It’s probably not surprising that hotels, restaurants, and retail stores made out quite well during the FIFA World Cup in Russia this year. Among the three million who attended the World Cup, a third were from outside Russia. That’s a lot of hotels, and a lot of shopping and eating out. Perhaps not surprisingly, alcohol sales were also way up during the World Cup.
While economically most of the benefits of the World Cup have likely come and gone, the overall economic picture is a mixed one. While pretty much anyplace that could serve tourists did well, other economic sectors saw a downturn. One sector that felt this was auto sales. Throughout the World Cup, auto sales in Russia were down. This is a sector that, of course, would hardly have benefited from the World Cup anyway, but few realize that this event would actually have a negative impact.
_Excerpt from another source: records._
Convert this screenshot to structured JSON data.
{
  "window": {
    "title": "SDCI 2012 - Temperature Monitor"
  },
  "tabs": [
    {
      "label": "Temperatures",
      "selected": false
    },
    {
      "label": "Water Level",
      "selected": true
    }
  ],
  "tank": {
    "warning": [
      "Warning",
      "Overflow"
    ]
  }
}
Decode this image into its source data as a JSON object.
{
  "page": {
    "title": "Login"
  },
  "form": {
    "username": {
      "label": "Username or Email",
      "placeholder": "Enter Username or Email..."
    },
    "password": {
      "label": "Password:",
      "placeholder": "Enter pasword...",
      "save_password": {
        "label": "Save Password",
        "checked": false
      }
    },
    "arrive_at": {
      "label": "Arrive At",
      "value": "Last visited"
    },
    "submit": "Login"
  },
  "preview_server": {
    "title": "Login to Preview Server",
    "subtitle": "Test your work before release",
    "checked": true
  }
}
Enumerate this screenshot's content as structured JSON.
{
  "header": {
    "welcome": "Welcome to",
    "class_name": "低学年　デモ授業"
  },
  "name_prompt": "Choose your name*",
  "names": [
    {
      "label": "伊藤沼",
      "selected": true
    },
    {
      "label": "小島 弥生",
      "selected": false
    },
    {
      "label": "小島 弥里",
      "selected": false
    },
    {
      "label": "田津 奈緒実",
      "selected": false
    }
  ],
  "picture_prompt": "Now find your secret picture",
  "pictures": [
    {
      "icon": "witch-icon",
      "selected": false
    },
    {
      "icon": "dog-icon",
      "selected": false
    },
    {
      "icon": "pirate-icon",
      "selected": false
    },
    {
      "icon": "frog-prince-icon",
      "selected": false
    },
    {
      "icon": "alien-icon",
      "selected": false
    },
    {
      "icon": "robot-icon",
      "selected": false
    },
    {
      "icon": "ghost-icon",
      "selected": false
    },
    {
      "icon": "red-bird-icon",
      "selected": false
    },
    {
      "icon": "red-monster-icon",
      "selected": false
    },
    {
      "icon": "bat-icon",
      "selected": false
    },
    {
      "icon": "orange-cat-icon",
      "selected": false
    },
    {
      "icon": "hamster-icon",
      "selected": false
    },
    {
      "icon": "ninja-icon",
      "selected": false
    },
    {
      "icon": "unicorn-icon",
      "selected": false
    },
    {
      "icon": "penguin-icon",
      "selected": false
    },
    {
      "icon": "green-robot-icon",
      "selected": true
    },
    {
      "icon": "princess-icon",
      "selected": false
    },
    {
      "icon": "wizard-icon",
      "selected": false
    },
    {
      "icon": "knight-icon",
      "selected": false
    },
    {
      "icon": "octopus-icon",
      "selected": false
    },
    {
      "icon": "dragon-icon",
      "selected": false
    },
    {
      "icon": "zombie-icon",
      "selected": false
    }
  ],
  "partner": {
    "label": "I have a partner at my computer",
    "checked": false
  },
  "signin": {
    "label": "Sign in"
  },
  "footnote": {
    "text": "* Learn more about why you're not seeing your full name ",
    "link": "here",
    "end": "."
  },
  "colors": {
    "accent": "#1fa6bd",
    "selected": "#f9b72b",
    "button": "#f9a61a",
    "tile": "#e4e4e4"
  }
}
Before the World Cup, there was a jump in demand for TVs and smartphones so those who couldn’t afford to attend could still watch. It’s likely that following the World Cup, though, there will actually be a decrease in sales of TVs and smartphones, since it’s most likely people simply moved up purchases they would have made later in the year in a more distributed fashion
Some of the changes in Russia are going to be less tangible. Russia made environmental improvements, including improvements in parks. Accommodations were also improved at stadiums, public transportation, and other areas for the disabled. And while many of the jobs before and during the World Cup were short-term, even short-term purchasing power and the ability to add to savings will benefit the Russian economy over the long-run. These will certainly benefit the Russian people over the long term.